Four French hostages captured in Niger three years ago by members of an al-Qaida affiliate have been released.
France’s President Francois Hollande says the men, seized in a raid on a uranium mining operation on Sept. 16, 2010 near Arlit in northern Niger, will be returning home soon.
The four men are identified as Thierry Dol, Daniel Larribe, Pierre Legrand and Marc Feret. A source close to Hollande was quoted by AFP as saying: “We can’t say that they’re in great health but their health is fine.”
The hostages are thought to have been held in neighboring Mali.
As NPR’s Ofeibea Quist-Arcton reported in 2010, al-Qaida in the Islamic Maghreb claimed responsibility for snatching the four men. A French woman was also seized, as were two other men — from Togo and Malagasy.

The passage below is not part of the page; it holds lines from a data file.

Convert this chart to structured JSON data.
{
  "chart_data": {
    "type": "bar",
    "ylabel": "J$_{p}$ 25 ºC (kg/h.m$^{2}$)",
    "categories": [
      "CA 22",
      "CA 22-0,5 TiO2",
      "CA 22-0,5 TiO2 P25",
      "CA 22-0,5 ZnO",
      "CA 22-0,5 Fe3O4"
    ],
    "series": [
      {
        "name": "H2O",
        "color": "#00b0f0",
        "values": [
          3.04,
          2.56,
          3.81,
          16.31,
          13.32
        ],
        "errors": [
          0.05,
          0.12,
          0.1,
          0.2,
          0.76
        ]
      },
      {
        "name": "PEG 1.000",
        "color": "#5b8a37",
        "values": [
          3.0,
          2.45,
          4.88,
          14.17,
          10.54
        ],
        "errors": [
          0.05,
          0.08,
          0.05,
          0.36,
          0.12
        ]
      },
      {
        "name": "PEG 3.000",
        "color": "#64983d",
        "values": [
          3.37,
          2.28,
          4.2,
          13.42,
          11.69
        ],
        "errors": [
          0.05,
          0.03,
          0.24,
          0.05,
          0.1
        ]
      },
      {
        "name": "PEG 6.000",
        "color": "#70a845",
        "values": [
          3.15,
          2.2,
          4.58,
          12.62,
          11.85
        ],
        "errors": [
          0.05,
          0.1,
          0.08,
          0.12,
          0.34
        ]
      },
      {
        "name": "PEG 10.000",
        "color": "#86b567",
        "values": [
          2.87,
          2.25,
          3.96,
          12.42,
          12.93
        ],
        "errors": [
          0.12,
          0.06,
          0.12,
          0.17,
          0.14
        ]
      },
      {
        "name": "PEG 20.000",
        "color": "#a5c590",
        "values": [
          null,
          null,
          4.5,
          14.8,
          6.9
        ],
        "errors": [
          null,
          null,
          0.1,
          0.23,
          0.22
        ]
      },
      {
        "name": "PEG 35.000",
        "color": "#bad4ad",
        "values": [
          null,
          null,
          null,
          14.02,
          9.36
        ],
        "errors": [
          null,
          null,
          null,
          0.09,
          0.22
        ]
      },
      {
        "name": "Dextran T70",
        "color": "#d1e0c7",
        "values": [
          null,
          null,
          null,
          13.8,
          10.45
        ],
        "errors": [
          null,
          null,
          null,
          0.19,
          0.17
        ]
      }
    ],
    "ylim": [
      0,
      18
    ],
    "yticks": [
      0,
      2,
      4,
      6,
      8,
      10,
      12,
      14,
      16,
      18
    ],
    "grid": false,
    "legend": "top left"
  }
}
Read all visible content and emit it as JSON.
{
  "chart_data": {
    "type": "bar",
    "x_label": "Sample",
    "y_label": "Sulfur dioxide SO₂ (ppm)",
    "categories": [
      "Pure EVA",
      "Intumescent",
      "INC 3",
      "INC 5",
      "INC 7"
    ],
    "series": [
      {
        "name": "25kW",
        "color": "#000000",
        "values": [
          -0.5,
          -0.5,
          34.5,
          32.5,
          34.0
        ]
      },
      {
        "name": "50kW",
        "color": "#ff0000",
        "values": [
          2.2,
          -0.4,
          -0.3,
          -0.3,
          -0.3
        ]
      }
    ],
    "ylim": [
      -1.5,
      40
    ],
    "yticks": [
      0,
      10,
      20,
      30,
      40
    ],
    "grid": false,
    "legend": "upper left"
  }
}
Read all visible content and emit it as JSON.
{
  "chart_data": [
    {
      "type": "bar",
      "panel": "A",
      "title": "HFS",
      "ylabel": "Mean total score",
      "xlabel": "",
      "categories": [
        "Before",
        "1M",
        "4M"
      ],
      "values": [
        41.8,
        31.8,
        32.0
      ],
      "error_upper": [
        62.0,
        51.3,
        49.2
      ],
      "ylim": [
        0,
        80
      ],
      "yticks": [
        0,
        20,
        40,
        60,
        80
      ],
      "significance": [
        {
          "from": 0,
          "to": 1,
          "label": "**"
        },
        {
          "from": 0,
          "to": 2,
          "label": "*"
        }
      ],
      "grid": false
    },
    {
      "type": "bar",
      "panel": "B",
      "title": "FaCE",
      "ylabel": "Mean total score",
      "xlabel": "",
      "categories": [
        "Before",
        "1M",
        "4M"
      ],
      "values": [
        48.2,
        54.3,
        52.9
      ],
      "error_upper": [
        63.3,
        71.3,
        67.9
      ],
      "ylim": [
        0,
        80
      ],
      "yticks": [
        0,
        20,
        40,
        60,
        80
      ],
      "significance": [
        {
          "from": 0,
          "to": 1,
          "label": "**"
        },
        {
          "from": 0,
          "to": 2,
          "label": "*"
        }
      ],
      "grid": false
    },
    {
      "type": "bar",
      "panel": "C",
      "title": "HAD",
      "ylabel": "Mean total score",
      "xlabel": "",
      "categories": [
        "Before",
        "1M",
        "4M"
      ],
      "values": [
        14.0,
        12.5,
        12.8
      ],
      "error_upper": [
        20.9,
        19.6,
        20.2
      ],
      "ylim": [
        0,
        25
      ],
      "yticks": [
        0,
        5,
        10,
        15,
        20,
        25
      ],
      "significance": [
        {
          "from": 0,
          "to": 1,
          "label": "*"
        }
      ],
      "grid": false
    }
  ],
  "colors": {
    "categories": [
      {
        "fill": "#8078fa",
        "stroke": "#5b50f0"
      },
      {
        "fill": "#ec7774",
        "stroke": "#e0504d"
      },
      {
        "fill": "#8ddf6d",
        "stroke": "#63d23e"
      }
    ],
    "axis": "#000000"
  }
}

They were all working for the French Areva uranium mine. The woman and the two Africans were released in Feb. 2011.
Hollande made the announcement that the four had been released on Tuesday as he was visiting Slovakia.
“Breaking from the script of the speech he was giving, he said: ‘I have some good news. I just learned from Niger’s president that our four hostages in the Sahel, the Arlit hostages, have been released.’
‘I want to express all my gratitude to the President of Niger who obtained the release of our compatriots,’ he added, without providing further details.”
The BBC’s Hugh Schofield reports that “friends, relatives and supporters of the four hostages … knew the men were alive, but had no indication their release was imminent.” He said the French government is “strenuously” denying that there was any ransom paid.